When can the trajectories of a vector field be realized as geodesics?

Question

Suppose we have a smooth manifold $M$ and a vector field $X$ on $M$. Then the trajectories of $X$ are pairwise non-intersecting, and further, each trajectory is either injective or periodic. I'm wondering under what conditions there exists a Riemannian metric $g$ on $M$ such that the trajectories of $X$ are all geodesics.

A related problem is solved in Can every curve on a Riemannian manifold be interpreted as a geodesic of a given metric?. Here it is shown that any injective or periodic smooth curve can be realized as a geodesic. This makes me think that this problem should have an affirmative answer for all smooth vector fields.

From the Euler-Lagrange equation, I believe we can reduce this problem as follows: if $\gamma$ is a geodesics of $(M, g)$ (for a hypothetical metric $g$ satisfying the above), then $$\frac{d^2 \gamma^k}{dt^2} + \Gamma_{ij}^k \frac{d\gamma^i}{dt} \frac{d\gamma^j}{dt} = 0 \tag{EL}$$ where $\Gamma_{ij}^k$ denotes the Christoffel symbols. If $\gamma$ is a trajectory of $X$, then $$\frac{d\gamma^\ell}{dt} = X^\ell$$ for all $\ell$ (this is all in local coordinates). Then (EL) becomes $$\frac{dX^k}{dt} + \Gamma_{ij}^k X^i X^j = 0$$ which perhaps makes this easier to solve.

More generally, does there always exist a metric tensor with a given set of Christoffel symbols (assuming they vary smoothly)? Certainly the metric would not be unique, but does existence always hold?

Answer 1

This is not true in general. Note that the linked answer is only local, and making a single curve a geodesic is much simpler than making all integral curves into geodesics simultaneously.

As a counterexample, consider $\mathbb{R}$ with a standard global coordinate $x$ and corresponding vector field $\partial_x$. Define the vector field $V$ by $V(x)=x\partial_x$. The integral curves of $V$ are of the form $t\mapsto Ce^t$ for $C\in\mathbb{R}$. Suppose $g$ is a matric making these curves geodesics. It follows that $g(V,V)$ is constant on $(0,\infty)$ and thus the component $g(\partial_x,\partial_x)$ diverges as $t\to 0^+$, so no such metric can be smoothly extended to all of $\mathbb{R}$.

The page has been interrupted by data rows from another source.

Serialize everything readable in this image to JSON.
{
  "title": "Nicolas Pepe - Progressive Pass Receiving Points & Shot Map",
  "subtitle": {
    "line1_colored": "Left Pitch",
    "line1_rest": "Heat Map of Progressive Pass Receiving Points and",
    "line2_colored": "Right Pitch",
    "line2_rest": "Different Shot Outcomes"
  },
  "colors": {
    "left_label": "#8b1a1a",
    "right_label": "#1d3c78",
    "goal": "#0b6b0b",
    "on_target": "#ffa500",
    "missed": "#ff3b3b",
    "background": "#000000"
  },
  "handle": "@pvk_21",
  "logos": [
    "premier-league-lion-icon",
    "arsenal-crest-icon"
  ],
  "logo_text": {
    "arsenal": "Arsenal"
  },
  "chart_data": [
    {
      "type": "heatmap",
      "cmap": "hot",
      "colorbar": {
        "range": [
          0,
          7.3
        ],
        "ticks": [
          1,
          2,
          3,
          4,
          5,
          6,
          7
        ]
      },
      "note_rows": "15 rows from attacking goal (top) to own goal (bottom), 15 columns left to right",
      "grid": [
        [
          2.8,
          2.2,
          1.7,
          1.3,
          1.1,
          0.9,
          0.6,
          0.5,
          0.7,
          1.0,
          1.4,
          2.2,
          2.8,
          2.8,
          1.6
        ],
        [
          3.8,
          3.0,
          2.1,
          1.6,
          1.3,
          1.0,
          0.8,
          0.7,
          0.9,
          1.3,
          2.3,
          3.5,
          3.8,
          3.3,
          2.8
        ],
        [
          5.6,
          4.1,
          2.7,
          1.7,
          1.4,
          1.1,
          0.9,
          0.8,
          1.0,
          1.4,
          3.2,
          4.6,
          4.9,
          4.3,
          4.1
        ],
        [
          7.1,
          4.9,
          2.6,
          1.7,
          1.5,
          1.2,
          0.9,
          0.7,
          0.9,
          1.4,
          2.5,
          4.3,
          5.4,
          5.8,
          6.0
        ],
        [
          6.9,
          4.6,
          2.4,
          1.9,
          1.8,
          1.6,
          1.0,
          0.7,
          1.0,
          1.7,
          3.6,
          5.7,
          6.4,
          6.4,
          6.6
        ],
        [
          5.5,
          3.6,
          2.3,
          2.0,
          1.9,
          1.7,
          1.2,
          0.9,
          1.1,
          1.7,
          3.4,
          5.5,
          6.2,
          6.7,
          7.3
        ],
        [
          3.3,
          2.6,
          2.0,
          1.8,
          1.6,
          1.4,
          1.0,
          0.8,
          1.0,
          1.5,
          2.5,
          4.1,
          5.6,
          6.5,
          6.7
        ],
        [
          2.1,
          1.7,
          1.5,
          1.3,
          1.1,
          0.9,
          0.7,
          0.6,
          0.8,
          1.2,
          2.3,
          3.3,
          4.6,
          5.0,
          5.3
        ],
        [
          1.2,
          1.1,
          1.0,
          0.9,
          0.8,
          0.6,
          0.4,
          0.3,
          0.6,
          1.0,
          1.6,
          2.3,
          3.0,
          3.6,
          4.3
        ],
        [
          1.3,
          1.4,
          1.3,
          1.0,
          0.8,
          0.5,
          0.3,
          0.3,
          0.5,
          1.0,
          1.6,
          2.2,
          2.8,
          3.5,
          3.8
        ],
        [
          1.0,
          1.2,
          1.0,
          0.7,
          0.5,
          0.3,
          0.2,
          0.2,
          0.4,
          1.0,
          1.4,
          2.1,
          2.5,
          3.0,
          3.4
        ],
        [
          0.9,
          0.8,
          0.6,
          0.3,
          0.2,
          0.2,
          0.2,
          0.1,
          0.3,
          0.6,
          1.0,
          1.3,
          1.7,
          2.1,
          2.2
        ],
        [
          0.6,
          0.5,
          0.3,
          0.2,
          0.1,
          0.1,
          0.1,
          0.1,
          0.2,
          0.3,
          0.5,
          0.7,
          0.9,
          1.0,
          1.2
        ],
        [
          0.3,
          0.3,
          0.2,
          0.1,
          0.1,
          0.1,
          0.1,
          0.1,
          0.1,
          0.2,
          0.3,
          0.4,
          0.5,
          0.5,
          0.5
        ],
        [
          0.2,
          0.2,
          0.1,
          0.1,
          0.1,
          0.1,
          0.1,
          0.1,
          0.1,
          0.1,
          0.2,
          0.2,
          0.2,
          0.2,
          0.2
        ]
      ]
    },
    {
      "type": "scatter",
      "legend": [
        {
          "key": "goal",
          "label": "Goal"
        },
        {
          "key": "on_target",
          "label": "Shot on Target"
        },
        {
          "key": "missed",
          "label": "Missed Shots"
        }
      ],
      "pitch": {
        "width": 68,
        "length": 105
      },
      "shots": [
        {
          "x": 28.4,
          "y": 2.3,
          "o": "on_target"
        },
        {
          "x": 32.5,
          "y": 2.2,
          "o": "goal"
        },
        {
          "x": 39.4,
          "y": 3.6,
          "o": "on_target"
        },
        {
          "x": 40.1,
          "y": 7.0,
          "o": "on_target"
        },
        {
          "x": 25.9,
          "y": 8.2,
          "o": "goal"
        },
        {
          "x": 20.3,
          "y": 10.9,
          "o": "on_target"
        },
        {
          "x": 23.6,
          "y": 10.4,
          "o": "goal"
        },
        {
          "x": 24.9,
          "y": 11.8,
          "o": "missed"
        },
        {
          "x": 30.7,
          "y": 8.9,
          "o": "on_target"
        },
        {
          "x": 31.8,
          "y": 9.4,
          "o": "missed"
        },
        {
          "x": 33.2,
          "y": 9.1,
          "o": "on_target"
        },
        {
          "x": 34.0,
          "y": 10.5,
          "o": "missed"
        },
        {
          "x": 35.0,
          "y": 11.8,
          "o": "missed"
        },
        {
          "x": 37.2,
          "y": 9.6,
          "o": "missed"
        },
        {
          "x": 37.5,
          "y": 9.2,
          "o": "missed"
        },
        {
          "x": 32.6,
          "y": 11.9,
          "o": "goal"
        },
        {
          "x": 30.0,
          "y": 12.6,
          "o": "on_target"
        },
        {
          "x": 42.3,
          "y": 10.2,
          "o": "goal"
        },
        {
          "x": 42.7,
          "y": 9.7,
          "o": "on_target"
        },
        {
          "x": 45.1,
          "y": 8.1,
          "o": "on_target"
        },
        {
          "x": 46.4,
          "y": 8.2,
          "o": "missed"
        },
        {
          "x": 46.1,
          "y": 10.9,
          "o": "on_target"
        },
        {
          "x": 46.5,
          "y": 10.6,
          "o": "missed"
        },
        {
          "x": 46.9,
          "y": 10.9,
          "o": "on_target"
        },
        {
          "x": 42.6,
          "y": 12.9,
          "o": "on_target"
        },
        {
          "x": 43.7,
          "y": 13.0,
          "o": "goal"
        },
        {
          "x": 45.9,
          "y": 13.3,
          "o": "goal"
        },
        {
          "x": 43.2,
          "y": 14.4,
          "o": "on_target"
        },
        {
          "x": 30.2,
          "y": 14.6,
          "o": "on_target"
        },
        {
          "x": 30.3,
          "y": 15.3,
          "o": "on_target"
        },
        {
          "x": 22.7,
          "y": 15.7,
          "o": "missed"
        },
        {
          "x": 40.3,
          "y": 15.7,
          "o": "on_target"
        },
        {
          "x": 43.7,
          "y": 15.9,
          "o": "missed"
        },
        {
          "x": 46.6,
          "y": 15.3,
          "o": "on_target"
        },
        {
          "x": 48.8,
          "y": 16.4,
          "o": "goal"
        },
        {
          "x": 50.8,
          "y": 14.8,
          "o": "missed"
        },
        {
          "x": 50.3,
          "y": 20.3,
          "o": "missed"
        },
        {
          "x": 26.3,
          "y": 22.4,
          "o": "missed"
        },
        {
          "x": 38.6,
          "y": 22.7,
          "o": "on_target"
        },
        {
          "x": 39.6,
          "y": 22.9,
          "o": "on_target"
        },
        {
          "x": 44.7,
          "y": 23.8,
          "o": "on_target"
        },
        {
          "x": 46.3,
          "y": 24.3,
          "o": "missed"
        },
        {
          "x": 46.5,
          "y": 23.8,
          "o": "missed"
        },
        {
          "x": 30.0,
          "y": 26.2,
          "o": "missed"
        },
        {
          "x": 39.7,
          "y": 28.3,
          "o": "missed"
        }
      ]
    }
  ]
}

There is a (limited) local version that works, though: given a point $x\in M$ with $V(x)\neq 0$, there is a neighborhood $U\ni x$ and a local metric $g$ on $U$ such that the integral curves of $V|_U$ are geodesics with respect to $g$. To see this, choose adapted coordinates around $x$ such that $V=\partial/\partial x^0$, and use the Euclidean metric induced by those coordintes.

Answer 2

In Kajelad's answer, she/he mentions that if $V(x)\neq 0$, then one can locally find a metric making the trajectories into geodesics. I wanted to add another answer which indicates why that hypothesis is important. It also provides another obstruction to finding a Riemannian metric having the vector field trajectories as geodesics.

Consider the vector field $V$ on $\mathbb{R}^2$ obtained by rotation around the origin. The trajectories are all circles, except that the origin is a fixed point since $V(0) = 0$.

I claim that there is no Riemannian metric on any neighborhood of $0$ for which all the trajectories in the neighborhood are geodesics.

To see this, first recall that for any point $p$ in a Riemannian manifold, we can always find a totally normal neighborhood $U$ about $p$. In such a neighborhood, given any two points $q_1,q_2\in U$, there is a unique geodesic connecting them which lies entirely in $U$.

As a consequence, a totally normal neighborhood cannot contain a closed geodesic. For if $\gamma:[0,1]\rightarrow U$ is a closed geodesic which is injective except that $\gamma(0) = \gamma(1)$, then the points $\gamma(0)$ and $\gamma(1/2)$ have two minimizing geodesics between them, corresponding to following $\gamma$ in both directions.

Now, for the specific example of $V$ on $\mathbb{R}^2$, any neighborhood of $0$ clearly contains a closed trajectory. Hence, no neighborhood of $0$ can be a totally normal neighborhood with respect to any Riemannian metric, so there must not be a Riemannian metric even locally defined which has all of $V$s trajectories as geodesics.